Home ranges in R: MCP versus kernel density

MASS

home range

movement ecology

ecology tutorial

Estimate animal home ranges in R with minimum convex polygons and kernel density. Why the 100% MCP inflates with sample size and how bandwidth drives the KDE.

Author

Tidy Ecology

Published

2026-07-09

A home range is the area an animal uses over some period. From a set of relocations (GPS fixes, VHF triangulations, resightings) the question is how to turn the point cloud into an area. Two estimators dominate the older literature and still anchor most workflows: the minimum convex polygon (MCP) and the kernel density estimator (KDE). They answer slightly different questions and they fail in different ways. This post builds both from base R plus MASS, on a synthetic bilobed range, and shows the two failure modes you have to watch: the MCP grows with sample size and chases outliers, while the KDE hands the whole result to one bandwidth choice.

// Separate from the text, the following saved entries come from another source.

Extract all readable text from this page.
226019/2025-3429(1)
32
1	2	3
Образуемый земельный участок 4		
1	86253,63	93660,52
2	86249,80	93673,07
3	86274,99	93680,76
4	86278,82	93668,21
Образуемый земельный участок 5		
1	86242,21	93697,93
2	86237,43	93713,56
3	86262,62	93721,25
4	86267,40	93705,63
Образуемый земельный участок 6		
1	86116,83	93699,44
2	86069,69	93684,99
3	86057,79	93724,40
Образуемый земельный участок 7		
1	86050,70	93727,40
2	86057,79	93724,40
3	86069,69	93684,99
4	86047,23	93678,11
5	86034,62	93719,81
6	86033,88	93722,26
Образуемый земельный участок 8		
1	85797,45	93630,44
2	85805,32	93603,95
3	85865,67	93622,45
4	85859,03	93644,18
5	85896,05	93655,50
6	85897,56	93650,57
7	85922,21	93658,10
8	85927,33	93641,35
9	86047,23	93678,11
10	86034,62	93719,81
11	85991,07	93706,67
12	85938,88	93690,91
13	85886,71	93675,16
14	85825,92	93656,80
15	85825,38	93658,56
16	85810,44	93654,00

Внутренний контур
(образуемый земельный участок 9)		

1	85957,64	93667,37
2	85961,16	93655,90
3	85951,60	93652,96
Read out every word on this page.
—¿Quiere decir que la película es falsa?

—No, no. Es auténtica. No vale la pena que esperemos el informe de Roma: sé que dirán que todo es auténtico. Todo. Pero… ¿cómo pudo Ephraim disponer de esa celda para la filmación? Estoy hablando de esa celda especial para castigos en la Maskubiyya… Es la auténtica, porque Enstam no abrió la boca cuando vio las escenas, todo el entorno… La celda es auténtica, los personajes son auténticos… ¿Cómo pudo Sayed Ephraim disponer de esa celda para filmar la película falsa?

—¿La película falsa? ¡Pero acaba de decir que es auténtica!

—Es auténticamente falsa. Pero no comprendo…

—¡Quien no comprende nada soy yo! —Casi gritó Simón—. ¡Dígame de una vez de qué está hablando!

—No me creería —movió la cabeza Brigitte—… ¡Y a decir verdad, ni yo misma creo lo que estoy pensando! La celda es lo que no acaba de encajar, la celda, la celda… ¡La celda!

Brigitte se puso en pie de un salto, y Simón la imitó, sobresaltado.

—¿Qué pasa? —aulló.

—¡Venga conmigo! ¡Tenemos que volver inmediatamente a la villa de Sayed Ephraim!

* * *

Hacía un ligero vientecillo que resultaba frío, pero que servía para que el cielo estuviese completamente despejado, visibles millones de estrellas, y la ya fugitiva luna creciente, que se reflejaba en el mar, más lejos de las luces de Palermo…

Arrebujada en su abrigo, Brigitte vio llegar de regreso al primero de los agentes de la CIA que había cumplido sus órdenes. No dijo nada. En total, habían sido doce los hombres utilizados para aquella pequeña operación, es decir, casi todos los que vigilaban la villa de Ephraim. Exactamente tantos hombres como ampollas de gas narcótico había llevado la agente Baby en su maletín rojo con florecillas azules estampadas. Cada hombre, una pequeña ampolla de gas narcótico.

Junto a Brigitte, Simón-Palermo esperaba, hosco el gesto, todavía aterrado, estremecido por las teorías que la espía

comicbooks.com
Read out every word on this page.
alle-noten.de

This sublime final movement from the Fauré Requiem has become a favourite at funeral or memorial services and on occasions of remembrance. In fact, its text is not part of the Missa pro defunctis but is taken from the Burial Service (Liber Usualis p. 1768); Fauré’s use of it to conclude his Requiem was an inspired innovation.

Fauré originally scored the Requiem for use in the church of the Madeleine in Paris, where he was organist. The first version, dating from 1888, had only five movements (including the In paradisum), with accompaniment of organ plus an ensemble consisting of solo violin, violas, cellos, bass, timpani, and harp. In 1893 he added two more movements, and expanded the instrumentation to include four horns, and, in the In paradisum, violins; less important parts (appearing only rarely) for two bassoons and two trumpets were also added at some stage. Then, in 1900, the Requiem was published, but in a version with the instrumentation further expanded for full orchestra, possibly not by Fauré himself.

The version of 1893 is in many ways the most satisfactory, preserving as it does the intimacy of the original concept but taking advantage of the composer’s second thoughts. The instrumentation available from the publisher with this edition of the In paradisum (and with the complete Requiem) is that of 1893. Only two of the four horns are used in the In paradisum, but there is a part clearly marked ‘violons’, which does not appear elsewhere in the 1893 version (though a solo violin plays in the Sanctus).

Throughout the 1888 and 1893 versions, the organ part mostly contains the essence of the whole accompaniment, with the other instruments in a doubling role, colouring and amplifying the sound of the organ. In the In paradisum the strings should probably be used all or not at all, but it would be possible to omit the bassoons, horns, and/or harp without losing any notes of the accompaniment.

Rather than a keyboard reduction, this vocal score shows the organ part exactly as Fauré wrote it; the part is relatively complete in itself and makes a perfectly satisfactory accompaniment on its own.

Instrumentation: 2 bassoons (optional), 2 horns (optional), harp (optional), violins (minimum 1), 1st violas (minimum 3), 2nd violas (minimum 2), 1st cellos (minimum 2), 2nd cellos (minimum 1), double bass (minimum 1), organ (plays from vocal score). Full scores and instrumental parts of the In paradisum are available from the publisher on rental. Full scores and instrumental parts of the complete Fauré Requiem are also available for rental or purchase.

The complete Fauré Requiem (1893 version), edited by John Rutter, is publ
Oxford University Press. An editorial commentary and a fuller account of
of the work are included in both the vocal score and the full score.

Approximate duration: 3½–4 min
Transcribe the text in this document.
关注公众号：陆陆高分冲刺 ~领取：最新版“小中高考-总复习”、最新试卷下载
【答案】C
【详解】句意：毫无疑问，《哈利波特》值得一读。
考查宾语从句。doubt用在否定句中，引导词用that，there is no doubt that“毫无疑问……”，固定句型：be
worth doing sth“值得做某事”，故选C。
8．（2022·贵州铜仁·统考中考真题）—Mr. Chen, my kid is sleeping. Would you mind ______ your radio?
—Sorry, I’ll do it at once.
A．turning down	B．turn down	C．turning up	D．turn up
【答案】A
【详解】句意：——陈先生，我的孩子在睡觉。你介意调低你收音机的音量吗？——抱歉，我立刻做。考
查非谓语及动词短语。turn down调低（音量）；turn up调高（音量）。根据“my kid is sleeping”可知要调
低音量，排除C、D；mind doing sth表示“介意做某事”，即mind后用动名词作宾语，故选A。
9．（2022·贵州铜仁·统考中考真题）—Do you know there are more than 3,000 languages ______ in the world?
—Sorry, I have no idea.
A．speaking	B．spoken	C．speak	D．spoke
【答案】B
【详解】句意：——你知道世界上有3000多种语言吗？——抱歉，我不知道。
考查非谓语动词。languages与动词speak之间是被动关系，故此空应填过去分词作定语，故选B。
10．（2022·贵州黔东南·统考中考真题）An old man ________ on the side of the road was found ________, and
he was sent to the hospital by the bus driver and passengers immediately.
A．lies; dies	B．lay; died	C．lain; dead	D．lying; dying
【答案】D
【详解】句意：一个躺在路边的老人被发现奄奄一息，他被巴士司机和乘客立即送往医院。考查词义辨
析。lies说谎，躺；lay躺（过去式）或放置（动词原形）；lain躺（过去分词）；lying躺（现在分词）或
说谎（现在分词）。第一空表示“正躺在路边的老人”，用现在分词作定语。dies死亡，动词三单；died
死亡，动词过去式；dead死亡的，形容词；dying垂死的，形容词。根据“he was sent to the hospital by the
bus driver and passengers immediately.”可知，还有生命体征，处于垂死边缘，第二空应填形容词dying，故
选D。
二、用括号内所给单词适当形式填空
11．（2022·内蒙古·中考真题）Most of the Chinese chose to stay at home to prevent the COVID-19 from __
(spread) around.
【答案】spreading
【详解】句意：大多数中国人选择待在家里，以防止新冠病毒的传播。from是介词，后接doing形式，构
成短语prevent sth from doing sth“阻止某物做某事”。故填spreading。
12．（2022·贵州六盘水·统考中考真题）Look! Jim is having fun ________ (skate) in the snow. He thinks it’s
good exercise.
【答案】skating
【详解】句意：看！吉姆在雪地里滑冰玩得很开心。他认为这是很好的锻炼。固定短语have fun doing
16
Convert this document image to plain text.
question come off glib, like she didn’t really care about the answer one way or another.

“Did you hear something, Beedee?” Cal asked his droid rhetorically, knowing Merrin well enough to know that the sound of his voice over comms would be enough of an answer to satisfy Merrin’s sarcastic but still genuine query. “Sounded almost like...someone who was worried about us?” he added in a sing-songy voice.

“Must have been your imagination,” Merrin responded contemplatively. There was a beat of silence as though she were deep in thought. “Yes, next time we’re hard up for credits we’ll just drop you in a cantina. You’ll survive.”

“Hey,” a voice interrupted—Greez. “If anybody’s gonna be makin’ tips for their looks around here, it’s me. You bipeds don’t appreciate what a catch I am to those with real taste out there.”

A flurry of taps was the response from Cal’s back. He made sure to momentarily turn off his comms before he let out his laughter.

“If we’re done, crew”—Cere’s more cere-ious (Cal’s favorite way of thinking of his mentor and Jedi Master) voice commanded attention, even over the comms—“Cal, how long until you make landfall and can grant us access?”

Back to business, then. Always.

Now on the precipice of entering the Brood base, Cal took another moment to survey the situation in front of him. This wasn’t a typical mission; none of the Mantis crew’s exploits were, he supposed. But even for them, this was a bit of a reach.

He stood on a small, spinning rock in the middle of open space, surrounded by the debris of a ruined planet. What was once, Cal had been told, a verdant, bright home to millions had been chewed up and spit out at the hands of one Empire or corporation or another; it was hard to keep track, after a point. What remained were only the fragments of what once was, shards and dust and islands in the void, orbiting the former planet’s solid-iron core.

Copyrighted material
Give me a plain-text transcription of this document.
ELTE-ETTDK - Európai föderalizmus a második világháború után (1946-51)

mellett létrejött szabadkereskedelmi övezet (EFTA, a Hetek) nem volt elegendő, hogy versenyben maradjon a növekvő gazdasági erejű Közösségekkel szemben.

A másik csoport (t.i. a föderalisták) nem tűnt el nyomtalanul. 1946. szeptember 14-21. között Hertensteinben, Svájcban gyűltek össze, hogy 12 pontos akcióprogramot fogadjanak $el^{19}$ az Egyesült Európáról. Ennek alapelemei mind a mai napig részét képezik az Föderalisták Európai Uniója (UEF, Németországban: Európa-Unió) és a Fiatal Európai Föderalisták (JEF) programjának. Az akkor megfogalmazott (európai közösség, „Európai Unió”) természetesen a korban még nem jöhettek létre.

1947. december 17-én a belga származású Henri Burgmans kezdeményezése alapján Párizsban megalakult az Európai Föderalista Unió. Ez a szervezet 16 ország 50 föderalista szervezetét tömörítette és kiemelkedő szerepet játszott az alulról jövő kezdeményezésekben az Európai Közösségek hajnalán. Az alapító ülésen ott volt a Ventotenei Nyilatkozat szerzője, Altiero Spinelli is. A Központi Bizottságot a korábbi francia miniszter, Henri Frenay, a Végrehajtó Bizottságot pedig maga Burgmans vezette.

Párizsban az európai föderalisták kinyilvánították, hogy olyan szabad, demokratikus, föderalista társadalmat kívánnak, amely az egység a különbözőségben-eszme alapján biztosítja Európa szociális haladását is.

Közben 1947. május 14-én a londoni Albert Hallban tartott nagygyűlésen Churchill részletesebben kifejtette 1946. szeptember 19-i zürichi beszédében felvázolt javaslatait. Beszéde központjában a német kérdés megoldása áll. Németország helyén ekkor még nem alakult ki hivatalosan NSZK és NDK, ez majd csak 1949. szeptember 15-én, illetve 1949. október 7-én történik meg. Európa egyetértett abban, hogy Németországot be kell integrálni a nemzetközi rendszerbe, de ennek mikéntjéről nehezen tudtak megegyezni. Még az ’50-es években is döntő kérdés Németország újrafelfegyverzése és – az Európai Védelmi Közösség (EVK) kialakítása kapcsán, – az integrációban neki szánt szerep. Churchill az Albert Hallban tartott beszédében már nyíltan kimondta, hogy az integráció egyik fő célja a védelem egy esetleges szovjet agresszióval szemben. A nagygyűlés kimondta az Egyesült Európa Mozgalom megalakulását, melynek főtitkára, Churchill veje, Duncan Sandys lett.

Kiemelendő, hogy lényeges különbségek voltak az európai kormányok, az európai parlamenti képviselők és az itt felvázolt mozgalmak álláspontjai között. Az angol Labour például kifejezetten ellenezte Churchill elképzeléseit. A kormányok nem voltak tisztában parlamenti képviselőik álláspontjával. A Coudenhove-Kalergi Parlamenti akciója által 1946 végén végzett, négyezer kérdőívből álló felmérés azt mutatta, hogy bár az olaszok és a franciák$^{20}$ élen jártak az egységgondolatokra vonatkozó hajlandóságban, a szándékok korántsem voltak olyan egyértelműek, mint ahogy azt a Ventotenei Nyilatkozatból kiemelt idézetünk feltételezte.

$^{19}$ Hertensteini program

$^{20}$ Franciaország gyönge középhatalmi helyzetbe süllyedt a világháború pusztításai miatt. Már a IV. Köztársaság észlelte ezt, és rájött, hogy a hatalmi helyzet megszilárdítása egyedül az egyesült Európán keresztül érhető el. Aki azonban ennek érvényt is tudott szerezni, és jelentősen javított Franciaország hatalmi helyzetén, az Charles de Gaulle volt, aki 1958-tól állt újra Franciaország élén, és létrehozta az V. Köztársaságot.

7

A synthetic range with two centres and a few excursions

Real ranges are rarely a single blob. We simulate 200 relocations from a mixture of two activity centres, then add six long excursions to stand in for the occasional foray outside the core. Coordinates are in kilometres and the data are illustrative, not a real site.

library(MASS); library(ggplot2); library(dplyr)

set.seed(4809)
n_core <- 200
comp <- rbinom(n_core, 1, 0.40)
xA <- rnorm(sum(comp == 0), 0.0, 1.20); yA <- rnorm(sum(comp == 0), 0.0, 1.20)
xB <- rnorm(sum(comp == 1), 4.0, 0.90); yB <- rnorm(sum(comp == 1), 2.5, 0.90)
core <- data.frame(x = c(xA, xB), y = c(yA, yB))

n_exc <- 6
ang <- runif(n_exc, 0, 2 * pi); rad <- runif(n_exc, 7, 10)
exc <- data.frame(x = 2 + rad * cos(ang), y = 1 + rad * sin(ang))

loc <- rbind(core, exc)
loc$kind <- c(rep("relocation", n_core), rep("excursion", n_exc))
nrow(loc)

[1] 206

Minimum convex polygon

The MCP is the smallest convex polygon that contains a chosen fraction of the relocations. The 100% version is just the convex hull of every point; chull returns the hull vertices and the shoelace formula turns them into an area.

mcp_area <- function(x, y) {
  h <- chull(x, y); xh <- x[h]; yh <- y[h]
  0.5 * abs(sum(xh * c(yh[-1], yh[1]) - c(xh[-1], xh[1]) * yh))
}
a100 <- mcp_area(loc$x, loc$y)

# 95% MCP: drop the 5% of points farthest from the centroid
cx <- mean(loc$x); cy <- mean(loc$y)
d2 <- (loc$x - cx)^2 + (loc$y - cy)^2
keep <- d2 <= quantile(d2, 0.95)
a95mcp <- mcp_area(loc$x[keep], loc$y[keep])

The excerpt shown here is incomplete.